1. The First Hypothesis

The first thing I checked was how the HPA was configured to scale. I half-expected to find it scaling on CPU — I've seen this enough times to go there first.

The mistake makes intuitive sense: more load, more CPU, more pods. But a queue consumer doesn't work that way. It pulls work from the queue at its own rhythm — fetch, process, fetch, process. The CPU stays roughly constant regardless of queue depth. You could have ten thousand messages waiting and the worker would be humming along at 30% CPU, perfectly content, doing nothing wrong, scaling nowhere. CPU is the wrong signal. Queue length is the right one.

This wasn't it. The HPA was configured correctly — scaling on queue length, not CPU. The external metric source was a DatadogMetric CRD, which surfaces a Datadog query as a Kubernetes metric the HPA can consume.

So the config was right in principle. Something else was broken.

2. The Investigation

The HPA was present. The DatadogMetric object was present. ArgoCD showed the application as healthy. No alerts, no errors in the logs, nothing obviously wrong.

I looked at the DatadogMetric object itself.

$ kubectl describe datadogmetric <name> -n <namespace>

The status had Valid: False and an error condition set. The CRD was failing to fetch the metric from Datadog — an auth or config issue. The HPA had no valid metric value to act on. With no metric, the autoscaler does nothing.

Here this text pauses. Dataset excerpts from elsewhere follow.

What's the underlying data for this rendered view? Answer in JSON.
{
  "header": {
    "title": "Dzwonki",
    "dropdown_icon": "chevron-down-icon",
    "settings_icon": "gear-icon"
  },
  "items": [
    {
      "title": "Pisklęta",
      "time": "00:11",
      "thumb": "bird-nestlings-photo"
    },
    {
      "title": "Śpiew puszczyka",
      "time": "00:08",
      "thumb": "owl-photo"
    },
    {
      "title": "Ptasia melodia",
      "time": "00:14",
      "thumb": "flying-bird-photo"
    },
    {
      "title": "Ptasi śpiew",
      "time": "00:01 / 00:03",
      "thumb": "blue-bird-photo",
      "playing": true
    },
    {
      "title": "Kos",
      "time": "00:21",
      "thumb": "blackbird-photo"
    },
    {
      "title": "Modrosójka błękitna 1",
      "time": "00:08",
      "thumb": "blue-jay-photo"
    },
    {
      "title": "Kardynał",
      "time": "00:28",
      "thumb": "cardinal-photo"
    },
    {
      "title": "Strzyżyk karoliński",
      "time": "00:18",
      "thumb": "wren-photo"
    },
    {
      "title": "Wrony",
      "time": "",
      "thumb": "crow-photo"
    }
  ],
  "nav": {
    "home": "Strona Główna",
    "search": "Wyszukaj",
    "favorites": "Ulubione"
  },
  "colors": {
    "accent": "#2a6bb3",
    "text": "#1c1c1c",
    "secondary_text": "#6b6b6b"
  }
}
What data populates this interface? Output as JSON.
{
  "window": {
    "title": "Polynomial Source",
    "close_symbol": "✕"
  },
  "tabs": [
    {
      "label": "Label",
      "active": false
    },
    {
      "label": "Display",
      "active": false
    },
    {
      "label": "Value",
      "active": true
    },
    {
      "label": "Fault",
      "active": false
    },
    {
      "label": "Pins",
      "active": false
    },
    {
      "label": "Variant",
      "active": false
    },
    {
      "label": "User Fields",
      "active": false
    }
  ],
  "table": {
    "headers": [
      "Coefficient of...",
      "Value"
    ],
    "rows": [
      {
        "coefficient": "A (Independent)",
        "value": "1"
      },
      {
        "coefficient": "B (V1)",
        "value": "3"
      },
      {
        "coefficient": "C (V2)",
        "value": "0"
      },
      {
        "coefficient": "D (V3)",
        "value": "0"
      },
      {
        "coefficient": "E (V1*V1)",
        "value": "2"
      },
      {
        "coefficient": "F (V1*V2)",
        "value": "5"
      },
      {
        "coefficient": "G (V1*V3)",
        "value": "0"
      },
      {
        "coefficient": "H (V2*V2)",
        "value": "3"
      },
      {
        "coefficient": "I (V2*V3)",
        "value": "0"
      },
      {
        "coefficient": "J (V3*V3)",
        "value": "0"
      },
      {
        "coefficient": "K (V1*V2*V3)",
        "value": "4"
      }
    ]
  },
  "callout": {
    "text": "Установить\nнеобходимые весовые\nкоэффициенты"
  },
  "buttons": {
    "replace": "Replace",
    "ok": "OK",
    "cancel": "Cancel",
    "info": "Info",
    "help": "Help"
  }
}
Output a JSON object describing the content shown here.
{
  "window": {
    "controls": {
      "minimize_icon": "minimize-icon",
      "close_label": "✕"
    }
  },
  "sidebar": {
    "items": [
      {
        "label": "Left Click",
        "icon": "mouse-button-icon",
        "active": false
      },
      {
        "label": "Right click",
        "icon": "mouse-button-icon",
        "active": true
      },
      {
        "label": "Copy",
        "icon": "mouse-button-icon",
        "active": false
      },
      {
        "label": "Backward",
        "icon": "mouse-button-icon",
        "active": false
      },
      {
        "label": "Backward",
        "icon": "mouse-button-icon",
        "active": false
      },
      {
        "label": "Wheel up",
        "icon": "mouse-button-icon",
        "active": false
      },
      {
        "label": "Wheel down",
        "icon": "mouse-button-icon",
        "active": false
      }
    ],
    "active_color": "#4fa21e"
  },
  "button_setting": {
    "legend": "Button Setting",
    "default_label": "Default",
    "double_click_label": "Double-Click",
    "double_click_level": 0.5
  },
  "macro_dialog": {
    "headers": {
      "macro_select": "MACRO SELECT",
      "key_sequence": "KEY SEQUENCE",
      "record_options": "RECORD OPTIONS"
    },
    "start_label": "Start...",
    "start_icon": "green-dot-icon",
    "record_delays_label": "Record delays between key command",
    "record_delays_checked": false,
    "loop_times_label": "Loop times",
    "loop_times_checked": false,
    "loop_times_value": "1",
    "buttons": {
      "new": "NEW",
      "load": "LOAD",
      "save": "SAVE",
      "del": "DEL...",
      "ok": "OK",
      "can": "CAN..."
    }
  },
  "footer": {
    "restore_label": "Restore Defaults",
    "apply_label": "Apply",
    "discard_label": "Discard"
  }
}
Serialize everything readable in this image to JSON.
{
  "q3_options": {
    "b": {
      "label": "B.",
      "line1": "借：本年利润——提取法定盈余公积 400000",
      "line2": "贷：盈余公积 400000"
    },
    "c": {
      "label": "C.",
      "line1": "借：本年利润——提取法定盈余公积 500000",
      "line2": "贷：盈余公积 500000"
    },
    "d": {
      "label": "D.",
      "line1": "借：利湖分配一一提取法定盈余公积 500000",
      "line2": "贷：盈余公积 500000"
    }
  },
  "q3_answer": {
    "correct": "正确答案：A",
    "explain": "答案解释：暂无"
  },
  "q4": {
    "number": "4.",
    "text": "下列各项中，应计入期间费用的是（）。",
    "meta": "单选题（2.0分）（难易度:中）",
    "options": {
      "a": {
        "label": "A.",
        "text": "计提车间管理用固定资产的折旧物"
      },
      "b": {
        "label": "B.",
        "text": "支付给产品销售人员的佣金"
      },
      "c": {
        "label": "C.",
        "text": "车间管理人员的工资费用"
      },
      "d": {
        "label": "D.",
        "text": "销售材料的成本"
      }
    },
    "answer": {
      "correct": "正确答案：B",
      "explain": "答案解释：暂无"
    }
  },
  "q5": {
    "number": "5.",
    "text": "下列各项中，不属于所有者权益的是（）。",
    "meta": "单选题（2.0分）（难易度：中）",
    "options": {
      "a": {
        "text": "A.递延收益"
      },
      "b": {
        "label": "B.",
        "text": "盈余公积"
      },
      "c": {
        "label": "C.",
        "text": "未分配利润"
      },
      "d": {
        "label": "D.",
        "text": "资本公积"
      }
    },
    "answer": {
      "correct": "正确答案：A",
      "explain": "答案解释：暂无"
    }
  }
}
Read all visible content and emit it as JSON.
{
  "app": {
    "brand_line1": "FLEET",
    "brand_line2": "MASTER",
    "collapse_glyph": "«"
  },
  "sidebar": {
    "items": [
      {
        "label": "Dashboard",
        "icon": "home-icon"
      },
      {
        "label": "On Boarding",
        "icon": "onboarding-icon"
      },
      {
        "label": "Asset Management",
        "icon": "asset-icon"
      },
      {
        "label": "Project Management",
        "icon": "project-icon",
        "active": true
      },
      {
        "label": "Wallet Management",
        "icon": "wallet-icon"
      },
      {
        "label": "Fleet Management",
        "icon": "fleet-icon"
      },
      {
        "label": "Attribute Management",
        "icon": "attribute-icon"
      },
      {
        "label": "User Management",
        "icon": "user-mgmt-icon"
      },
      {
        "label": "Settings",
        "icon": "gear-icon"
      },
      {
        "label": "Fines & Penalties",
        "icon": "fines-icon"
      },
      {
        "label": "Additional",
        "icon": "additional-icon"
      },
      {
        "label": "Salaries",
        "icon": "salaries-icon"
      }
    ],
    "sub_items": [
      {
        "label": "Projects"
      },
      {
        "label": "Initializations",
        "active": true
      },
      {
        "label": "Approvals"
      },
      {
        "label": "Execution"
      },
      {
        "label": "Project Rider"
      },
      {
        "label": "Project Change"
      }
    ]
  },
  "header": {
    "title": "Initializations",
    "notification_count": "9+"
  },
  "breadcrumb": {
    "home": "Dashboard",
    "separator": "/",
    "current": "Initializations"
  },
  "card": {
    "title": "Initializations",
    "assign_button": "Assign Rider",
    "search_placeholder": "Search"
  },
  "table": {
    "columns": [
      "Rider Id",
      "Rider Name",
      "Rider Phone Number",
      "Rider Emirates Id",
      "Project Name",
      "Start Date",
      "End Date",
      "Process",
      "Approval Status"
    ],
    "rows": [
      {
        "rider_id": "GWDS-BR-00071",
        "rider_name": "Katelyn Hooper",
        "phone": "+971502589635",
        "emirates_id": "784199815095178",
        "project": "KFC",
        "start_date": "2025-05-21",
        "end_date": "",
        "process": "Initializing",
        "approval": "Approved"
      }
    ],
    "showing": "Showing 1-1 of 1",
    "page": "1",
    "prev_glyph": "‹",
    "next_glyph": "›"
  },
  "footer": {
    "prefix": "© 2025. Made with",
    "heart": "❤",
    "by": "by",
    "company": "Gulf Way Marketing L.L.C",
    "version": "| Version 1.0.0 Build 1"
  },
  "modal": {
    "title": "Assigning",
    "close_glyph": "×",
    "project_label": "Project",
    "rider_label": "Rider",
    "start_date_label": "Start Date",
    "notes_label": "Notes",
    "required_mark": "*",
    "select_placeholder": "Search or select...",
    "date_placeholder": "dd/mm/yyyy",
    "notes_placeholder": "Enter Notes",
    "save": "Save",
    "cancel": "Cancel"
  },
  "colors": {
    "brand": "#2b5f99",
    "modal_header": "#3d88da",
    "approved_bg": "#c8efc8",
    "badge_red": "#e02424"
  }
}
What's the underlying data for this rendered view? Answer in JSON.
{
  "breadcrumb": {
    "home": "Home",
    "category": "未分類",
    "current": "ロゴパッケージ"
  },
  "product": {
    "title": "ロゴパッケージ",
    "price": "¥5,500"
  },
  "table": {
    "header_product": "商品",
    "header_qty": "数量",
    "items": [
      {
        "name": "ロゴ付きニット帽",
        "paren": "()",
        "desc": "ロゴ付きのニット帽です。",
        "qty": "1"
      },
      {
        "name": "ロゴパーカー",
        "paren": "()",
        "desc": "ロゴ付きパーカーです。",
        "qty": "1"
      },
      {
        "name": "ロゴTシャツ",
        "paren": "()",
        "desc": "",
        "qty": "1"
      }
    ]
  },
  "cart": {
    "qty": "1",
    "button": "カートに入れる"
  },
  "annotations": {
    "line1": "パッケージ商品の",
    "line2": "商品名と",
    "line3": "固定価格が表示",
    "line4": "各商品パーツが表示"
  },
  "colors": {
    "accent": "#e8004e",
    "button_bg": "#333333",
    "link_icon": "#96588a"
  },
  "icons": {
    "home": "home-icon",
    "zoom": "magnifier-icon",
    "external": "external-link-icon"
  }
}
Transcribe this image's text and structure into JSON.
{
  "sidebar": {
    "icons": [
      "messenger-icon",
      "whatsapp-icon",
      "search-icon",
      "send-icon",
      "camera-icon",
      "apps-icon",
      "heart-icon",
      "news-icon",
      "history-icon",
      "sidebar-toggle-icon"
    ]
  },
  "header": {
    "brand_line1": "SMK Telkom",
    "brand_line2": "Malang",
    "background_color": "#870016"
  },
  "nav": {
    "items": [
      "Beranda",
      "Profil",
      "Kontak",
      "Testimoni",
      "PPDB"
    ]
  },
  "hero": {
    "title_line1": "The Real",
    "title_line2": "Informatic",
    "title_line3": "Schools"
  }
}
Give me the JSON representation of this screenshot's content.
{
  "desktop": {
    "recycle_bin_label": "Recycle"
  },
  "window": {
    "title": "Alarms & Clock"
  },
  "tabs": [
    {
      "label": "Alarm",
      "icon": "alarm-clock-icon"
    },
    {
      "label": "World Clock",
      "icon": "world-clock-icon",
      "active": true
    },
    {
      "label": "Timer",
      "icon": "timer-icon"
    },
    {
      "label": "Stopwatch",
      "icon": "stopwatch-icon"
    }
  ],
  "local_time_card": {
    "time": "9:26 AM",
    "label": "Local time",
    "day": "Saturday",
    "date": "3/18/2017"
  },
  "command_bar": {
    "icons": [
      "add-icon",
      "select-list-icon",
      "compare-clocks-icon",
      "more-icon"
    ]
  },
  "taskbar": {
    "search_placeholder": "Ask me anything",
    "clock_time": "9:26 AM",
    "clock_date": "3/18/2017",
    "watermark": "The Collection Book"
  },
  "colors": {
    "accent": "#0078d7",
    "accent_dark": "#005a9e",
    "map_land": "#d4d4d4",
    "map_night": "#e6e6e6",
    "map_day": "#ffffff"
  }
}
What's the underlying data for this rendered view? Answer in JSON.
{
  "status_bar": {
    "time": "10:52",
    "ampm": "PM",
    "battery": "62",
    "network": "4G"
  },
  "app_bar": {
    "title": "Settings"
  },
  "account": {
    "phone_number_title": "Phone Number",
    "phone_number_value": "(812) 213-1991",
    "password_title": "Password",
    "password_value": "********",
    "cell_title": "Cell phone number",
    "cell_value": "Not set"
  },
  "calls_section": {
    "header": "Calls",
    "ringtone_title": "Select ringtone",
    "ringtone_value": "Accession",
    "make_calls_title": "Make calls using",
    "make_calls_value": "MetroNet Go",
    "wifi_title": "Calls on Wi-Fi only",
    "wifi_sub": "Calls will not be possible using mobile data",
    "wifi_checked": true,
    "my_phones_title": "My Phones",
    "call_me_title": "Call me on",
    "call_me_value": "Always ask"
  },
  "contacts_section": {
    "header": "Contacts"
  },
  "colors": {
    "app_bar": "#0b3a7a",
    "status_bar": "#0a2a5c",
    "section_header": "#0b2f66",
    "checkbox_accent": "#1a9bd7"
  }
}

Queue grows. Consumer stays at minimum replicas. Everything looks fine everywhere.

The failure was invisible because ArgoCD had no health check for DatadogMetric. Without a custom health check, ArgoCD defaults to Healthy for any CRD it doesn't know about. A broken DatadogMetric was indistinguishable from a working one — both showed green.

That matters more than it might sound. ArgoCD's app page is something product engineers check regularly — it's the first place anyone looks after a deploy. You don't need to know what a Kubernetes controller is to notice that your app has a red resource in it. But if everything is green, nobody looks further. A silent failure that looks healthy is the worst kind: it doesn't just go undetected, it actively signals that everything is fine.

3. How ArgoCD Health Checks Work

ArgoCD lets you define custom health checks for CRDs using Lua scripts. The script receives the resource and returns a health status — Healthy, Degraded, Progressing, or Missing. Without a registered check for a given CRD kind, ArgoCD falls back to Healthy.

The Datadog Cluster Agent sets two relevant conditions on DatadogMetric objects: Valid (is the metric query valid and returning data?) and Error (did something go wrong?). A metric in error has Valid: False or Error: True. Either state means the HPA has no usable metric.

The fix is a Lua health check that reads those conditions and returns Degraded when they indicate a problem:

hs = {}
if obj.status ~= nil then
  if obj.status.conditions ~= nil then
    for i, condition in ipairs(obj.status.conditions) do
      if condition.type == "Valid" and condition.status == "False" then
        hs.status = "Degraded"
        hs.message = condition.message
        return hs
      end
      if condition.type == "Error" and condition.status == "True" then
        hs.status = "Degraded"
        hs.message = condition.message
        return hs
      end
    end
  end
end
hs.status = "Healthy"
hs.message = "DatadogMetric is valid"
return hs

With this registered in resource.customizations in the ArgoCD ConfigMap, a broken DatadogMetric shows as Degraded — visually red in the ArgoCD UI — instead of silently healthy.

4. The Upstream Fix

The immediate fix was patching the ArgoCD ConfigMap in the cluster. But the check was generic — it works for any DatadogMetric object, not just this one. Leaving it as a local patch meant the next team to hit this would go through the same debugging process.

I contributed the health check to ArgoCD upstream, where it was reviewed and merged by three ArgoCD maintainers. It ships in ArgoCD by default now.

5. What Changed

The underlying HPA behavior doesn't change — it still can't scale without a valid metric. What changes is that the failure is now visible immediately, rather than discoverable only after someone notices the queue growing. A DatadogMetric in error state now shows as Degraded (red) in ArgoCD instead of silently healthy (green).

The Broader Pattern

The CPU scaling mistake and the silent DatadogMetric error are the same class of problem: the system behaves in a way that conflicts with a reasonable mental model, and the tooling doesn't surface the conflict.

Queue consumers scaling on CPU is wrong because the mental model — "busy worker = high CPU" — doesn't hold for polling workers. The fix is knowing the pattern.

A broken external metric showing as healthy is wrong because the mental model — "green in ArgoCD = healthy" — doesn't hold for CRDs without registered health checks. The fix is a Lua script and a pull request.

Both are worth keeping in mind the next time an autoscaler does nothing and everything looks fine.